■『戦旗』1692号(2026年7月5日号)

6・19 大阪
韓国オプティカル労組争議の勝利へ
日東電工株主総会に日韓共同行動

韓国オプティカルハイテックの親会社である日東電工の株主総会が六月一九日に大阪で行なわれた。前日には、早朝から日東電工茨木事業所前で申し入れが行なわれた。株主総会当日は、おおさかユニオンネットワークの呼びかけで、午前九時からJR大阪駅近くのグランフロントビル北館前で、約三時間にわたって大阪をはじめ関西各地や愛知、東京などから集まった労働組合、市民団体、個人が、韓国オプティカルハイテックに解雇された組合員当該や民主労総金属労組からの参加者と共に声を上げた。

日東電工は100%子会社の韓国オプティカルハイテックの労働者を、火災を口実に使い捨てた上、一度も話し合いに応じないまま、現在も七人の労働者の雇用継承を頑なに拒否している。

株主総会対応闘争は三年目で、解雇された韓国人労働者と支援者が株主となっている。しかし、一〇時からの株主総会に出席するため、株主である組合員と支援者が地下階の株主総会会場に降りようとすると、地上では下りエスカレーターに乗ることを警備員が妨害し、地下では警備員がロープを持ち出して韓国側株主の入場を制止しようとするなど、過剰できわめて暴力的な妨害行為を行なった。

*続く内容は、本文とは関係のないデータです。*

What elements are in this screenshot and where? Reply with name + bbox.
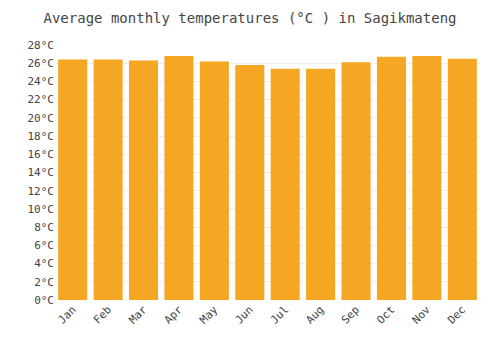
- svg-text:16°C: 16°C: [28, 148, 55, 161]
- svg-text:Jan: Jan: [55, 303, 78, 326]
- svg-text:Average monthly temperatures (: Average monthly temperatures (°C ) in Sa…: [43, 10, 456, 26]
- svg-text:28°C: 28°C: [28, 39, 55, 52]
- svg-text:6°C: 6°C: [34, 239, 54, 252]
- svg-text:0°C: 0°C: [34, 294, 54, 307]
- svg-text:18°C: 18°C: [28, 130, 55, 143]
- svg-text:20°C: 20°C: [28, 112, 55, 125]
- svg-text:Aug: Aug: [303, 303, 326, 326]
- svg-text:Nov: Nov: [410, 303, 434, 327]
- svg-text:22°C: 22°C: [28, 93, 55, 106]
- svg-text:Jun: Jun: [233, 303, 256, 326]
- svg-text:Dec: Dec: [445, 303, 468, 326]
- svg-text:2°C: 2°C: [34, 276, 54, 289]
- svg-text:4°C: 4°C: [34, 257, 54, 270]
- svg-text:8°C: 8°C: [34, 221, 54, 234]
- svg-text:Sep: Sep: [339, 303, 362, 326]
- svg-text:14°C: 14°C: [28, 166, 55, 179]
- svg-text:Jul: Jul: [268, 303, 291, 326]
- svg-text:Apr: Apr: [162, 303, 186, 327]
- svg-text:Mar: Mar: [126, 303, 150, 327]
- svg-text:12°C: 12°C: [28, 185, 55, 198]
- svg-text:24°C: 24°C: [28, 75, 55, 88]
- svg-text:26°C: 26°C: [28, 57, 55, 70]
- svg-text:May: May: [197, 303, 221, 327]
- svg-text:10°C: 10°C: [28, 203, 55, 216]
- svg-text:Oct: Oct: [374, 303, 397, 326]
- svg-text:Feb: Feb: [91, 303, 114, 326]
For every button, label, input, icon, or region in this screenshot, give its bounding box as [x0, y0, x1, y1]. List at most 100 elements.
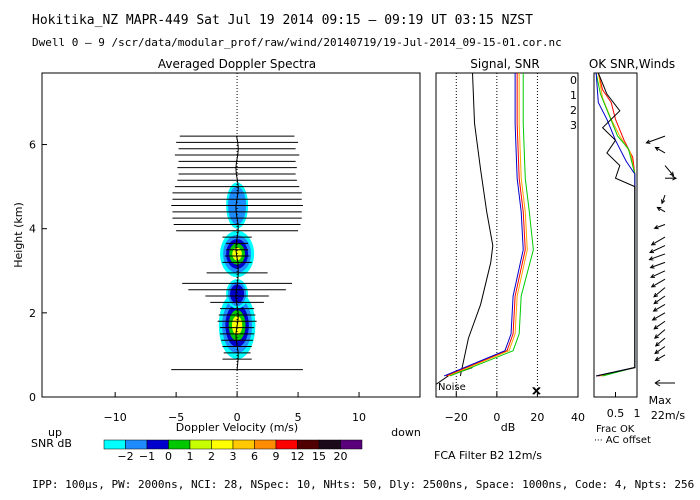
colorbar-swatch [340, 439, 363, 450]
signal-x-tick-label: 0 [493, 411, 500, 424]
wind-barb [653, 295, 666, 304]
spectra-y-tick-label: 6 [29, 139, 36, 152]
wind-barb [655, 147, 666, 154]
direction-up-label: up [48, 426, 62, 439]
wind-barb [650, 270, 666, 278]
colorbar-label: 6 [251, 450, 258, 463]
wind-barb-head [650, 241, 656, 246]
mean-velocity-line [235, 136, 239, 370]
colorbar-label: 9 [273, 450, 280, 463]
signal-x-tick-label: 40 [571, 411, 585, 424]
frac-ok-x-axis: 0.5 1 [607, 392, 641, 420]
header-dwell-path: Dwell 0 — 9 /scr/data/modular_prof/raw/w… [32, 36, 562, 49]
header-title: Hokitika_NZ MAPR-449 Sat Jul 19 2014 09:… [32, 13, 533, 28]
spectra-y-tick-label: 4 [29, 223, 36, 236]
direction-down-label: down [391, 426, 421, 439]
spectra-x-tick-label: −10 [104, 411, 127, 424]
legend-channel-1: 1 [570, 89, 577, 102]
frac-ok-plot-frame [593, 72, 638, 398]
spectra-y-tick-label: 2 [29, 307, 36, 320]
wind-barb [661, 194, 666, 204]
wind-barb-head [661, 199, 666, 205]
signal-x-axis: −20 0 20 40 [445, 392, 585, 424]
spectra-title: Averaged Doppler Spectra [158, 57, 316, 71]
max-wind-arrow-head-2 [654, 382, 661, 387]
colorbar-swatch [103, 439, 126, 450]
legend-channel-0: 0 [570, 74, 577, 87]
y-axis-label: Height (km) [12, 202, 25, 268]
frac-ok-x-tick-label: 0.5 [607, 407, 625, 420]
signal-series-line [445, 73, 526, 377]
spectra-plot-frame [41, 72, 421, 398]
frac-ok-label: Frac OK [596, 424, 635, 435]
colorbar-label: 15 [312, 450, 326, 463]
signal-x-tick-label: 20 [530, 411, 544, 424]
wind-barb-head [650, 273, 656, 278]
x-marker-orange: × [531, 384, 542, 399]
colorbar-label: 2 [208, 450, 215, 463]
colorbar-swatch [168, 439, 191, 450]
wind-barb-head [649, 264, 655, 269]
colorbar-swatch [275, 439, 298, 450]
colorbar-swatch [211, 439, 234, 450]
wind-barb-head [651, 316, 657, 321]
wind-barb [657, 207, 666, 213]
legend-channel-2: 2 [570, 104, 577, 117]
signal-x-label: dB [501, 421, 516, 434]
filter-label: FCA Filter B2 12m/s [434, 449, 542, 462]
wind-barb [651, 236, 666, 246]
wind-barbs [645, 135, 678, 361]
frac-ok-line [597, 72, 636, 377]
colorbar-swatch [146, 439, 169, 450]
wind-barb [654, 329, 666, 339]
colorbar-label: 0 [165, 450, 172, 463]
contour-mid-2 [230, 284, 245, 304]
wind-barb-head [652, 307, 658, 312]
wind-barb-head [654, 334, 659, 339]
frac-ok-line [596, 72, 636, 377]
wind-barb [655, 354, 666, 361]
spectra-y-tick-label: 0 [29, 391, 36, 404]
wind-barb-head [653, 299, 659, 305]
wind-barb [651, 278, 666, 288]
wind-barb-head [654, 146, 660, 152]
spectra-x-tick-label: 10 [352, 411, 366, 424]
wind-barb [653, 320, 666, 330]
colorbar-swatch [318, 439, 341, 450]
legend-channel-3: 3 [570, 119, 577, 132]
wind-barb-head [672, 175, 678, 181]
colorbar-swatch [232, 439, 255, 450]
max-label: Max [649, 394, 672, 407]
signal-series-line [447, 73, 528, 377]
wind-barb-head [653, 292, 659, 298]
wind-barb-head [669, 171, 675, 177]
colorbar-label: 20 [334, 450, 348, 463]
frac-ok-x-tick-label: 1 [634, 407, 641, 420]
spectra-x-tick-label: 0 [234, 411, 241, 424]
colorbar-swatch [189, 439, 212, 450]
wind-barb-head [649, 249, 655, 254]
wind-barb [649, 245, 666, 253]
wind-barb [649, 253, 666, 261]
wind-barb-head [653, 325, 659, 330]
ac-offset-legend: ··· AC offset [594, 435, 651, 446]
frac-ok-series [595, 72, 636, 377]
colorbar-title: SNR dB [31, 437, 72, 450]
signal-plot-frame [435, 72, 579, 398]
max-wind-arrow-head [654, 379, 661, 384]
wind-barb-head [656, 206, 662, 212]
footer-params: IPP: 100μs, PW: 2000ns, NCI: 28, NSpec: … [32, 478, 694, 491]
wind-barb-head [645, 139, 651, 144]
ok-winds-title: OK SNR,Winds [589, 57, 675, 71]
colorbar-swatch [125, 439, 148, 450]
wind-barb-head [654, 349, 660, 355]
wind-barb-head [648, 256, 654, 261]
signal-series-line [450, 73, 534, 377]
signal-x-tick-label: −20 [445, 411, 468, 424]
spectra-y-axis: 0 2 4 6 [29, 139, 47, 404]
wind-barb-head [654, 341, 660, 347]
wind-barb [654, 224, 666, 229]
x-axis-label: Doppler Velocity (m/s) [176, 421, 298, 434]
x-marker-blue: × [532, 384, 543, 399]
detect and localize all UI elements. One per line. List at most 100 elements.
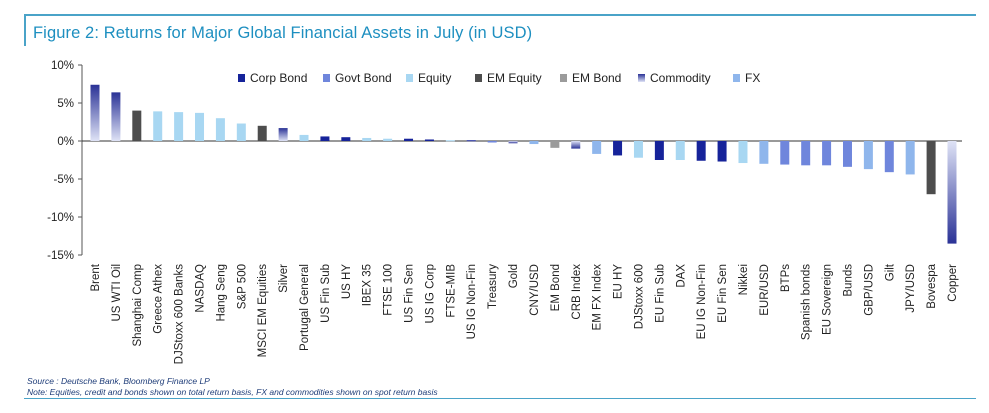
legend-swatch bbox=[238, 74, 245, 82]
bar bbox=[362, 137, 372, 141]
bar bbox=[842, 141, 852, 167]
x-tick-label: Gold bbox=[508, 264, 520, 288]
frame-left-rule bbox=[24, 14, 26, 46]
x-tick-label: Treasury bbox=[487, 264, 499, 309]
y-tick-label: -5% bbox=[54, 174, 74, 186]
x-tick-label: Spanish bonds bbox=[801, 264, 813, 340]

正規の手続きを経て株主となった組合員を暴力で排除する行為は日東電工の企業価値を大きく毀損していると、会場に入る他の株主たちにも訴えた。

報道によると、株主総会の数日前に、韓国労働部は、韓国オプティカルハイテックの清算事務所に家宅捜索を行った。そのこともあって追い詰められた日東電工が、質問状を携えた株主組合員の入場を、何が何でも阻止するという行為に出たのだ。

グランフロント前に集まっている支援者たちは、韓国労働者の声をまったく聞こうとしない日東電工の姿勢がどれほど不当なものか、またそれを許している日本社会について、通行する労働者や市民、観光客に向けて訴えた。そして、発言やチラシ配布を続けながら、株主総会の会場に入った日本側株主が戻ってくるのを待った。やはり酷い妨害を受けたが最後まで闘い抜いたという報告を受け、抗議のシュプレヒコールで継続する闘いを約束して、株主総会場前での抗議行動を終了した。